Even casuals are not safe
Oh, and one more thing. The monthly reset of the ladder and MMR also affects the more casual Hearthstone players, who will meet up players with full collections and good skills in the first days of the season even at low rank.
Thus, in the end, the current ladder reset system does not serve anyone. It does not serve the pro players, even though they have managed to create some sense of meaning around it. It does not serve the casual players, who end up facing extremely frustrating games early on each season. And it is by far the worst for those players who have some skill and spend a moderate amount of time in the game, as they can end up wasting half of their entire Hearthstone playtime in uneven matchups.
Matchmaking is the key
It is not my intention here to provide a full alternative ladder system. However, it is fairly easy to describe some general rules a ladder system should follow:
Even matchmaking is the most important thing. No matter which day of the season it is, players should always face worthy opponents. I know this is discussed on legend ladder as well, where the common misconception is that facing players of a highly different rank also means facing players of a highly different skill level (as only the rank is shown and not the MMR itself while there are large numbers of players rated very close to each other). Be that as it may, the bands and wait times can be adjusted based on experience, as long as matchmaking itself is always based on MMR.

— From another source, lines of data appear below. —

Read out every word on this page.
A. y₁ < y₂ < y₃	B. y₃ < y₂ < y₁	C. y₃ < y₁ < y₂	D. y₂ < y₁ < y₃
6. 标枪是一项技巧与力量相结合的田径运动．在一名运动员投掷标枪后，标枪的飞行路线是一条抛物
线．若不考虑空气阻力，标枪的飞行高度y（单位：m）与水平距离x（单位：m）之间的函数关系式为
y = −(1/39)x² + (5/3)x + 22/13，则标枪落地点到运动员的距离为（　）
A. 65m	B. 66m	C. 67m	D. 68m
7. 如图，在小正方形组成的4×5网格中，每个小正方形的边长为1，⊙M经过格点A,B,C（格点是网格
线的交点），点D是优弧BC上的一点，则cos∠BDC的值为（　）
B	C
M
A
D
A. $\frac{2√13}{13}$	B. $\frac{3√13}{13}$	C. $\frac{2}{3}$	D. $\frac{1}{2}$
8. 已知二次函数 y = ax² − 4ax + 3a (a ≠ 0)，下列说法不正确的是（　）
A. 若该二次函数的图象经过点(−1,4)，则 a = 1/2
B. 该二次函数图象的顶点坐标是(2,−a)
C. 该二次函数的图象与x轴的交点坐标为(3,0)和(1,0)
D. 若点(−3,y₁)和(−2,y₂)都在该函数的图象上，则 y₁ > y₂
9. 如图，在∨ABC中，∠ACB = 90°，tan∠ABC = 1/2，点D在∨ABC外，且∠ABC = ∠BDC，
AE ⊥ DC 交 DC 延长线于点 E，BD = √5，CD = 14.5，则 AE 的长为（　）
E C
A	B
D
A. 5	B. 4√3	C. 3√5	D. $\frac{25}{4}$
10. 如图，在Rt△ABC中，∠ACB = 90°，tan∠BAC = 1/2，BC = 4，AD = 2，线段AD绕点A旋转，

Many players need a sense of progress to remain motivated. It is crucial to note that providing a sense of progress does not require uneven matchmaking. Whether through bonus stars, activity rewards or what not, it is possible, and even a good idea, to provide players with some sense of progress even if their MMR is staying the same and they are playing against similarly skilled opponents the whole time.
Ladder should reward activity while not punishing inactivity. The carrot and the stick. Blizzard wants people to play to keep Hearthstone on top of their minds, but if you punish inactivity too severely, you end up alienating players. In the current system, for example, if you miss the start of the season, you face an even more frustrating climb before getting any good games. On the other hand, top legend has issues with people not playing in order to not risk their rank. Finding solutions to both is necessary to create a uniformly good ladder experience.
Even matchmaking, sense of progress, reward activity, do not punish inactivity. A set of simple and reasonable rules to base a ladder design on. The current Hearthstone ladder, unfortunately, does not do a very good job at fulfilling most of them.